In the framework of research and development (R&D) activities at CERN the Next European Dipole (NED) program is one which is to the development of a high-field dipole magnet using Nb_3Sn superconductors. Part of the NED activities is a design study of different possible dipole configurations which is shared amongst the collaborating institutes. This thesis covers the electromagnetic design study of an 88 mm large bore superconducting 15 T dipole magnet with a coil cross section in cos-theta-layer design. Based on analytically describable geometries the sources of multipole errors are studied and elementary estimations of the magnet are carried out, e.g., the required amount of superconductors or the influence of the iron yoke thickness on the field quality.
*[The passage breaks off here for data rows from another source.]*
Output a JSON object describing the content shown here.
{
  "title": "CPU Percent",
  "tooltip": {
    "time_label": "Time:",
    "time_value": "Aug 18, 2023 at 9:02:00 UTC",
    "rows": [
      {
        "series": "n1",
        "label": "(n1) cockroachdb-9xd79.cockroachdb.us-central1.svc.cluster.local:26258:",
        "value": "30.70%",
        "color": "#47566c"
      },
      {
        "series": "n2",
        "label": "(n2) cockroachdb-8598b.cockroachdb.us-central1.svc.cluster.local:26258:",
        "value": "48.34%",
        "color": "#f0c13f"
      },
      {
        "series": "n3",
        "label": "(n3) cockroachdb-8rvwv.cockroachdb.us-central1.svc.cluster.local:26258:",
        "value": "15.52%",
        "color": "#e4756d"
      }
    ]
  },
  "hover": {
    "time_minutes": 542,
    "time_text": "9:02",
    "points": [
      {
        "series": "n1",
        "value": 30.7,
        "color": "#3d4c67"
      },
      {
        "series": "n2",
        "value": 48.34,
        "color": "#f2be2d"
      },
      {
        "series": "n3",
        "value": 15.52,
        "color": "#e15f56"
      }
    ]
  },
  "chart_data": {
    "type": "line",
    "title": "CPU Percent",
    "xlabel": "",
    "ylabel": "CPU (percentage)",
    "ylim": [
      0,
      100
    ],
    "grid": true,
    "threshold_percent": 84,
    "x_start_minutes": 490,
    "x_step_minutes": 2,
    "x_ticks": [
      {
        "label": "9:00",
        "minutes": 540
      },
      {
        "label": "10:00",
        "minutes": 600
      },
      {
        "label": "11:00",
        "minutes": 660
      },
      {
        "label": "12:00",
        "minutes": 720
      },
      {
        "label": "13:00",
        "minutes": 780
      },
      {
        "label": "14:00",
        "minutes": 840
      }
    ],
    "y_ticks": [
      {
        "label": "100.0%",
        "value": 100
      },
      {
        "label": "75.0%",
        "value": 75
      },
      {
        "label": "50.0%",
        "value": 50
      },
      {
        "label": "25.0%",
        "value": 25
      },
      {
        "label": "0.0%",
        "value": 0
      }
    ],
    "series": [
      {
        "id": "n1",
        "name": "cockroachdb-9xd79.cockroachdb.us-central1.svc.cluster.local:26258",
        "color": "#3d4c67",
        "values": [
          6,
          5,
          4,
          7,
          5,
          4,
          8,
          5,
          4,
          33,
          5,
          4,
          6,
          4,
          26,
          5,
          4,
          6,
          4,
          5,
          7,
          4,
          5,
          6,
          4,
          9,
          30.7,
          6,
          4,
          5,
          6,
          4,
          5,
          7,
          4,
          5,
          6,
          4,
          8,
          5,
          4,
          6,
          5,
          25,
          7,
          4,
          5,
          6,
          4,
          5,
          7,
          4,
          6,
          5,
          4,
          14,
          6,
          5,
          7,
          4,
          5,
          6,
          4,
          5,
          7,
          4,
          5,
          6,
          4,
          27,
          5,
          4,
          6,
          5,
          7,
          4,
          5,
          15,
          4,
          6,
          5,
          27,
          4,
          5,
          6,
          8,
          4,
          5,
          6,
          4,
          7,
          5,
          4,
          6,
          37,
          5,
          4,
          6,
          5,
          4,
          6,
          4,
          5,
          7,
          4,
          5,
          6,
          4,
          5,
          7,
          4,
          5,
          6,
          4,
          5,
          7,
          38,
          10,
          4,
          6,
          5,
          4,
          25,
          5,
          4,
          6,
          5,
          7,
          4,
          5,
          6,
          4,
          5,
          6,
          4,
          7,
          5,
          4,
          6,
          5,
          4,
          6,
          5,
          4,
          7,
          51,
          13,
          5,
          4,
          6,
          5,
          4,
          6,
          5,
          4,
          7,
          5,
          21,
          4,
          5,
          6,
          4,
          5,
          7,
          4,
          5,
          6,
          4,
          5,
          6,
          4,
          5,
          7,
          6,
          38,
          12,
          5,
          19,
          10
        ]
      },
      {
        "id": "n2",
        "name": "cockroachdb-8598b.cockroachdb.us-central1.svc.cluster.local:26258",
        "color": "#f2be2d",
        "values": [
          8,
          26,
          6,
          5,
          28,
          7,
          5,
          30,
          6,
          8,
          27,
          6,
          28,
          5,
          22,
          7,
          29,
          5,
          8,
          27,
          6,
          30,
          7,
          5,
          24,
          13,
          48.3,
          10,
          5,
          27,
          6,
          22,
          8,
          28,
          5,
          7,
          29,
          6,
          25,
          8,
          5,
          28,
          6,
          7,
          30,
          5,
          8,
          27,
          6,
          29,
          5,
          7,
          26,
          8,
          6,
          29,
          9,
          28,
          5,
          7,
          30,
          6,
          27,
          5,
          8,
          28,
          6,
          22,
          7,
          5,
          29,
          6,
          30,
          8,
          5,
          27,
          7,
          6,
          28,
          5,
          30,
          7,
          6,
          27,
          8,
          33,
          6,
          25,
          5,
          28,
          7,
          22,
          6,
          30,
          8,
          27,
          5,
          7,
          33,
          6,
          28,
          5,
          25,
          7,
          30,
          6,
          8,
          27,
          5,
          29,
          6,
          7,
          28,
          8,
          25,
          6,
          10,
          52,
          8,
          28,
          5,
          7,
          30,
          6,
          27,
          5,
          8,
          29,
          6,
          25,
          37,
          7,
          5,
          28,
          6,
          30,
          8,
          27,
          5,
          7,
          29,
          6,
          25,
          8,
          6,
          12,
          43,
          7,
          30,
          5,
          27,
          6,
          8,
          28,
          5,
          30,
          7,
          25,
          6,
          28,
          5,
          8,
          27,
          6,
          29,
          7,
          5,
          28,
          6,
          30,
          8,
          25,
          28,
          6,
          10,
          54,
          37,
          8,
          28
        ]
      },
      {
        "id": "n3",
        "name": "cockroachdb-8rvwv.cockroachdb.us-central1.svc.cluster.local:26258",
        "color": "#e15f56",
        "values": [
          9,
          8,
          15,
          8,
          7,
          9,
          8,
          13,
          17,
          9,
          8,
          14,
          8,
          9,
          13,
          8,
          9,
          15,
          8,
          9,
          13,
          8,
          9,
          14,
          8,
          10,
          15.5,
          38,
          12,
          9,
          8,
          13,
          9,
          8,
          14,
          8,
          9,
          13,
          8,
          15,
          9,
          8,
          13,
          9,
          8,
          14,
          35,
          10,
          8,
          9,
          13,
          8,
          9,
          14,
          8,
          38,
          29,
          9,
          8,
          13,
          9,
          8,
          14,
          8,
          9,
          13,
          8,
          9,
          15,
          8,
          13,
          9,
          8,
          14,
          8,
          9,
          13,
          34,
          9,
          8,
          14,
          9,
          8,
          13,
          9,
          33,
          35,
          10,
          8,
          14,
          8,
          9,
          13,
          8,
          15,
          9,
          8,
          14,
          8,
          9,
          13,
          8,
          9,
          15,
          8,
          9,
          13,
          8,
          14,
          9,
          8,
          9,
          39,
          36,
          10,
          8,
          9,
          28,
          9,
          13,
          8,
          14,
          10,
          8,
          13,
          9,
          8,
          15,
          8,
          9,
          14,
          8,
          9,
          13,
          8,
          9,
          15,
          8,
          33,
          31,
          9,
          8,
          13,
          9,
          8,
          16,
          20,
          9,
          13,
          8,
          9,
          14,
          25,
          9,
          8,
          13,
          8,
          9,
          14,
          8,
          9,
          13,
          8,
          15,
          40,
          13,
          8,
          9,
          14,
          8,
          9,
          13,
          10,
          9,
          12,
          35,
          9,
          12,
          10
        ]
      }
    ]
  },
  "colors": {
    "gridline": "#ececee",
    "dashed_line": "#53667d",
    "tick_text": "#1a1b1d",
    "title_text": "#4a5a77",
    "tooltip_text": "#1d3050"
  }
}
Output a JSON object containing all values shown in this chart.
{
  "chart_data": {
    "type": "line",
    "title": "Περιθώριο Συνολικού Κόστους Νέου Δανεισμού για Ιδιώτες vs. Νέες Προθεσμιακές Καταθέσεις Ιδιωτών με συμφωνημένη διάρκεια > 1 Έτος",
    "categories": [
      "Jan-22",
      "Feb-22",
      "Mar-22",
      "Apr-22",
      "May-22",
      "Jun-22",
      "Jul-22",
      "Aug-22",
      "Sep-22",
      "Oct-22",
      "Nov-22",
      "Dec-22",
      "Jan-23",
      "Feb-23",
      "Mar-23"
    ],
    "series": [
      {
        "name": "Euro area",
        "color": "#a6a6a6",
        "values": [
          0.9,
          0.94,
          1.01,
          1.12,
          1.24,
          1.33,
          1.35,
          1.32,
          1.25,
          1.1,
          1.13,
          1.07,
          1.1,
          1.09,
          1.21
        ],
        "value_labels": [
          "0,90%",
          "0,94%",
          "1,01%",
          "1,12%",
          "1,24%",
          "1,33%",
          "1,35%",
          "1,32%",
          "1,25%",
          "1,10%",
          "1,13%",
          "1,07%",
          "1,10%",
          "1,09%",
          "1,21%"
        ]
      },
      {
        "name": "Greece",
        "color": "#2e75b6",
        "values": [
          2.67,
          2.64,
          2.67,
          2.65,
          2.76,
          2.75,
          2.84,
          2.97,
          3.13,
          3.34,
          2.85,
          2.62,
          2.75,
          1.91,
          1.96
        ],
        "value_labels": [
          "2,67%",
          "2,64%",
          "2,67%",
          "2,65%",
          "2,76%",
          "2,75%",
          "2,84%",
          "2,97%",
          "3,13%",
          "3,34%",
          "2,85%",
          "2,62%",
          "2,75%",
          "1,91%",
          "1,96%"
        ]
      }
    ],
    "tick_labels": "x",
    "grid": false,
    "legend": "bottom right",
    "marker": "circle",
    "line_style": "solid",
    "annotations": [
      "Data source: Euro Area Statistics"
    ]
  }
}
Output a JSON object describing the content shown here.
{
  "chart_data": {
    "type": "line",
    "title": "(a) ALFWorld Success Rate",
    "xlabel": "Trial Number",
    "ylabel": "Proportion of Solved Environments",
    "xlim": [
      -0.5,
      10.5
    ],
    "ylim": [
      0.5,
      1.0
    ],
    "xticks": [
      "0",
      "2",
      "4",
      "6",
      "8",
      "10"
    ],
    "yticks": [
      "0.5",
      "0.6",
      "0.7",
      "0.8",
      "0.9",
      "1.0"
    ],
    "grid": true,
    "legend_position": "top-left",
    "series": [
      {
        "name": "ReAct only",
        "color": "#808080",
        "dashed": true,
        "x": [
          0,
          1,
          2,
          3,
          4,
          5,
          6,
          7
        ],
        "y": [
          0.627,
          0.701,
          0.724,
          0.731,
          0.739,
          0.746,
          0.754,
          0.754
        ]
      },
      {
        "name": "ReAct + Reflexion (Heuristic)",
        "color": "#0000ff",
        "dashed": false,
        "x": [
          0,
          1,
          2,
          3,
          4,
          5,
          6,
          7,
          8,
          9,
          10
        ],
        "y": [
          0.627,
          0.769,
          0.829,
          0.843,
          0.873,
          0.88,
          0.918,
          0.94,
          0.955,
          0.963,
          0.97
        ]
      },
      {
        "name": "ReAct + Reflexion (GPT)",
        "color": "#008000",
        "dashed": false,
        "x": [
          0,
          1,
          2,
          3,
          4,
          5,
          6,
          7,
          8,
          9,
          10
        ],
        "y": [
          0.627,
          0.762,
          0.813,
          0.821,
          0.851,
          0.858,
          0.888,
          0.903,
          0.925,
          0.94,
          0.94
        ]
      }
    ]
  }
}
The magnet cross section for NED is optimized by means of the CERN field computation program ROXIE. The preliminary NED design serves as starting point for the coil cross section optimization with respect to field quality and a radial positioning of the conductor blocks. Due to the high field of magnetic induction, the surrounding iron yoke saturates for high transport currents and the multipole errors vary with excitation. In order to reduce the variation, modifications of the iron yoke shape are studied, like, e.g., holes punched into the yoke laminations, a change of the outer yoke contour or an inner contour of elliptical shape. For an elliptically shaped inner iron yoke contour the coil cross section is again optimized resulting in the Reference Design V. 2 for the NED collaboration. The persistent current induced field errors are estimated for the present design and NED cable. Based on these results different compensation methods are investigated including ferromagnetic shims inside the cables, mounted on the cold bore tube or on the copper wedges.